Depuis novembre, le nouveau vaisseau de la SCOP Le Navire vogue sur les flots de la cinéphilie ardéchoise. Retour avec le gérant Christophe Maffi sur l’aventure du cinéma d’Aubenas, qui regroupe désormais ses 6 salles sous le même toit… et bien plus !
Il y a 33 ans, sous l’impulsion de Jacques Daumas et Jean Haffner, naissait Le Navire, avec pour ambition d’implanter de l’Art & Essai dans la petite ville d’Ardèche du Sud. « C’était un projet inscrit dans la volonté des néo-ruraux, qui importaient leurs habitudes citadines et leur envie de culture avec eux, et l’un des premiers projets soutenus par l’ADRC, qui à l’époque venait juste d’être créée », rappelle Christophe Maffi. Les deux salles art et essai d’Aubenas ouvrent donc, en novembre 1984, avec une ligne éditoriale complètement novatrice pour une ville de province de 12 000 habitants (20 000 avec le bassin), face au Palace, le cinéma commercial historique de 4 salles généralistes.
Au fil du réseau
Les années suivantes, la flotte du Navire ne cesse de se développer dans la région Auvergne-Rhône-Alpes : une première salle en délégation de service public à Saint-Paul-Trois-Châteaux (qu’ils garderont 20 ans), Le Navire de Valence (racheté à Utopia), L’Eden à Crest et Le Cinéma à Pierrelatte (exploité en DSP depuis 2003). Pendant ce temps, au passage à l’an 2000, le réseau relève le défi du rachat du Palace d’Aubenas. Christophe Maffi, salarié de la société à l’époque, se souvient : « Pour nous ce rachat était comme une consécration, une vraie victoire, à contre-courant des marqueurs habituels : c’était le petit cinéma qui rachetait le gros ! »

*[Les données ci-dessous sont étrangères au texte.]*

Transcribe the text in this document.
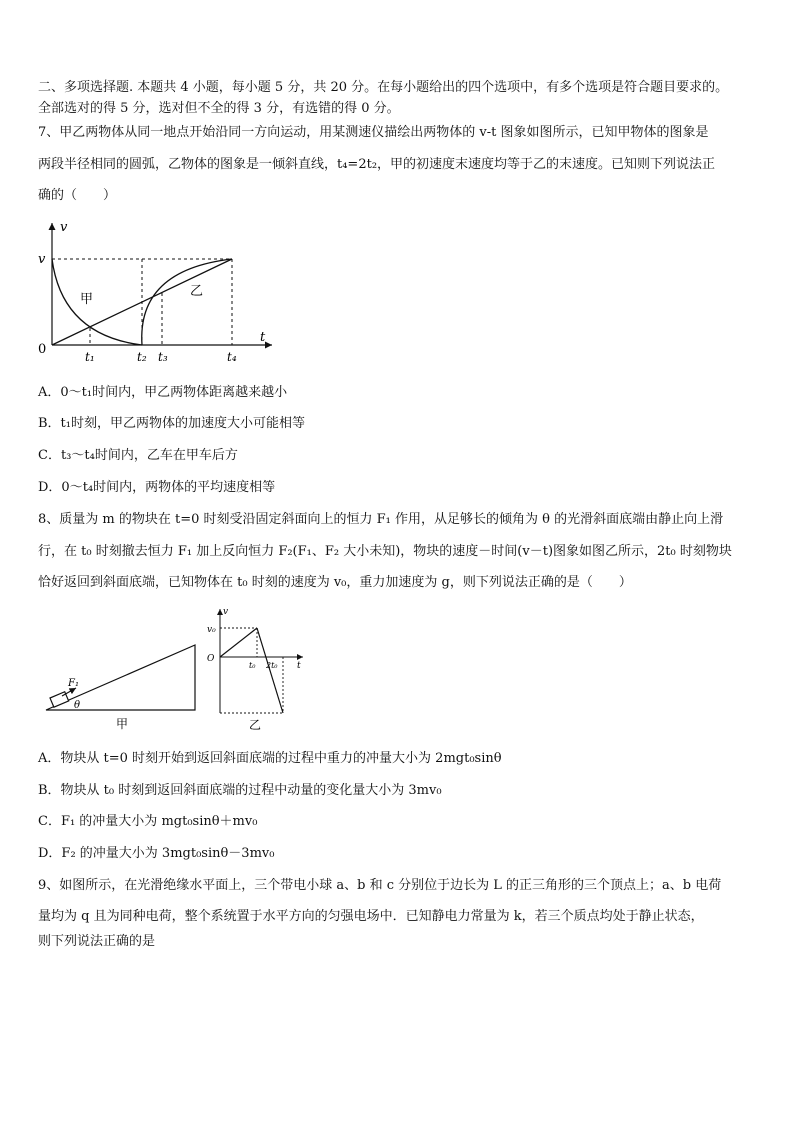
二、多项选择题. 本题共 4 小题，每小题 5 分，共 20 分。在每小题给出的四个选项中，有多个选项是符合题目要求的。
全部选对的得 5 分，选对但不全的得 3 分，有选错的得 0 分。
7、甲乙两物体从同一地点开始沿同一方向运动，用某测速仪描绘出两物体的 v-t 图象如图所示，已知甲物体的图象是
两段半径相同的圆弧，乙物体的图象是一倾斜直线，t₄=2t₂，甲的初速度末速度均等于乙的末速度。已知则下列说法正
确的（　　）
v
t
v
0	t₁	t₂ t₃	t₄
甲
乙
A．0～t₁时间内，甲乙两物体距离越来越小
B．t₁时刻，甲乙两物体的加速度大小可能相等
C．t₃～t₄时间内，乙车在甲车后方
D．0～t₄时间内，两物体的平均速度相等
8、质量为 m 的物块在 t=0 时刻受沿固定斜面向上的恒力 F₁ 作用，从足够长的倾角为 θ 的光滑斜面底端由静止向上滑
行，在 t₀ 时刻撤去恒力 F₁ 加上反向恒力 F₂(F₁、F₂ 大小未知)，物块的速度－时间(v－t)图象如图乙所示，2t₀ 时刻物块
恰好返回到斜面底端，已知物体在 t₀ 时刻的速度为 v₀，重力加速度为 g，则下列说法正确的是（　　）
F₁
θ
甲
v
t
v₀
O
t₀ 2t₀
乙
A．物块从 t=0 时刻开始到返回斜面底端的过程中重力的冲量大小为 2mgt₀sinθ
B．物块从 t₀ 时刻到返回斜面底端的过程中动量的变化量大小为 3mv₀
C．F₁ 的冲量大小为 mgt₀sinθ＋mv₀
D．F₂ 的冲量大小为 3mgt₀sinθ－3mv₀
9、如图所示，在光滑绝缘水平面上，三个带电小球 a、b 和 c 分别位于边长为 L 的正三角形的三个顶点上；a、b 电荷
量均为 q 且为同种电荷，整个系统置于水平方向的匀强电场中．已知静电力常量为 k，若三个质点均处于静止状态，
则下列说法正确的是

Autre marqueur fort de l’histoire du Navire : la transformation en 2006 de la SARL en SCOP*, sous l’impulsion des anciens gérants, pour qu’au moment du passage de main, la société reste entre celles de ses salariés. « Ils ne vendaient pas leurs parts aux plus offrants, mais aux associés de la coopérative. » Depuis, en plus de ses activités “salles”, la société coopérative a aussi développé une branche de prestation itinérante, avec, lors des pics estivaux, trois équipes qui tournent pour assurer une centaine de projections, de Cannes à Lyon. Il y a une huitaine d’années, face à l’impossibilité d’effectuer les aménagements d’accessibilité requis au Navire d’Aubenas, la SCOP décide de transformer la contrainte en opportunité pour lancer un nouveau projet de cinéma. « Or, nous n’avions aucune idée de l’endroit où nous allions pouvoir le réaliser, et n’étant pas en capacité financière d’acheter un terrain en centre-ville, nous pensions être condamnés à la périphérie. » C’est alors que la Mairie d’Aubenas, sollicitée par le Navire, propose d’utiliser le terrain d’un ancien garage qu’elle venait d’acquérir. « La parcelle a été mise à notre disposition sous forme d’un bail emphytéotique, avec une condition : réaliser un parking avec le cinéma. »
Des roues dans les idées
Le Navire qui occupe la totalité des 3 000 m² du terrain alloué par la Ville, peut s’enorgueillir d’être le premier cinéma de France accueillant un parking sur son toit. Soit 80 places payantes, mises à disposition de la commune, avec bien entendu un tarif privilégié pour les spectateurs. En ce qui concerne l’aménagement intérieur, l’idée de créer 7 salles – comme le numéro du département – est rapidement abandonnée : « Cette 7e salle se serait faite au détriment du confort (rangs plus serrés, écrans plus petits pour gagner un peu d’espace). Nous avons choisi de rester sur 6, comme dans la configuration actuelle entre les 4 salles du Palace et les 2 de l’ancien Navire, mais nous gagnons en capacité d’accueil (passant d’un total de 700 à 900 fauteuils) et en taille d’écran (15 mètres de base pour celui de la grande salle de 300 places, son Atmos, espace de 1m20 entre les rangées). » L’ensemble des travaux a été financé à travers un “montage classique” constitué de fonds propres et d’un emprunt important (sur 20 ans !), complété par les financements du CNC, de la Région Auvergne-Rhône-Alpes et de la ville d’Aubenas.
En matière de programmation, le nouveau site va permettre de mixer celle, grand public du Palace et l’art et essai de l’ancien Navire. Le “nouveau” Navire table sur une fréquentation entre 150 et 160 000 entrées annuelles.